Gill, who used to take public transit in her native Croatia, also looks forward to meeting other commuters on her route.
Cameron thinks the line will be a harder sell for people who haven’t used mass transit in the past, not even buses.
“The people that would be potential passengers for this new Hartford Line are and have been for decades wedded to the idea of taking their car,” he said.
Molly Reynolds, who works at Hands on Hartford, agrees that breaking people out of their car habits could be a massive undertaking. Still, she’s hopeful the new train will create opportunities for people who want to live or work in booming areas like Parkville, now home to a brewery, loft apartments and co-working spaces.
“We’ve been not thinking ‘transportation grid’ for so long, it’s like, ‘Wow, that’s a possibility,’” Reynolds said. “It could be good for this neighborhood.”
Major Hartford employers also expect to benefit from easier access to the city.

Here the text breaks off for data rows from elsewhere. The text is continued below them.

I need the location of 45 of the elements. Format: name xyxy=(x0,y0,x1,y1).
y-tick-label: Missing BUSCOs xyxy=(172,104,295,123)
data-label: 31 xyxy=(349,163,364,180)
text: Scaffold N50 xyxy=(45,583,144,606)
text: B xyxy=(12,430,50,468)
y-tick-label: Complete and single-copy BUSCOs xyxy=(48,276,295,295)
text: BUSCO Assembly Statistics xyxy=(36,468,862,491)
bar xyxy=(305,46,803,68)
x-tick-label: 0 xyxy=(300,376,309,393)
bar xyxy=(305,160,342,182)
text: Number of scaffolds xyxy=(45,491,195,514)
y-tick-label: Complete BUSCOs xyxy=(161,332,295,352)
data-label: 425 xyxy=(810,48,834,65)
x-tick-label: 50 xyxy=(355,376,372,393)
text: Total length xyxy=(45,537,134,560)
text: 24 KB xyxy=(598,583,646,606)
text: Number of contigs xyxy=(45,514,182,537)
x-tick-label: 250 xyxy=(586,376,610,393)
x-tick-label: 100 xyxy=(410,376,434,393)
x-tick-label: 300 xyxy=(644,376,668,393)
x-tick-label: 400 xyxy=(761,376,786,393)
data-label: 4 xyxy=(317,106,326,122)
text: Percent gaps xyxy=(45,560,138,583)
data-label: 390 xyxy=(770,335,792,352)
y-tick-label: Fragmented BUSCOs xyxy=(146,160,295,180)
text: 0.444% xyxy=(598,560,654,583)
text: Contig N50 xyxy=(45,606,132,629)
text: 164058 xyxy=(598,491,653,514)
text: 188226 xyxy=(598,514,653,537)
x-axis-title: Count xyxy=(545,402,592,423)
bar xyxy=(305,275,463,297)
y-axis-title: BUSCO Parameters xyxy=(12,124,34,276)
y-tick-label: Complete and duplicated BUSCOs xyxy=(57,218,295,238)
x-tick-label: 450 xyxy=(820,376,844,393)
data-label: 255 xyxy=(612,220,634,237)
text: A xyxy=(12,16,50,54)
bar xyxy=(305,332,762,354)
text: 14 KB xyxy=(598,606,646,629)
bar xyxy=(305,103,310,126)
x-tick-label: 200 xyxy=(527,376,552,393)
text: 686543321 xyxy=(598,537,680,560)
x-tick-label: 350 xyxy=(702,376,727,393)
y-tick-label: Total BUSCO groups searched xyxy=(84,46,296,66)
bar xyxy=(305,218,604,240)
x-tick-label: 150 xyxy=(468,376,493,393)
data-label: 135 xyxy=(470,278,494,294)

“CTrail can help downtown employees attract talent and give people the opportunity to apply to jobs they may not have otherwise considered,” said Andy Bessette, chief administrative officer for Travelers Insurance.
Still, commuters like Canavan concede they’ll miss some things about their daily drives, like the freedom to stop for a cup of coffee anywhere along her route. The Hartford Line has no plans to serve food and drink on board.
“The train needs to install a mobile Dunkin’,” she joked.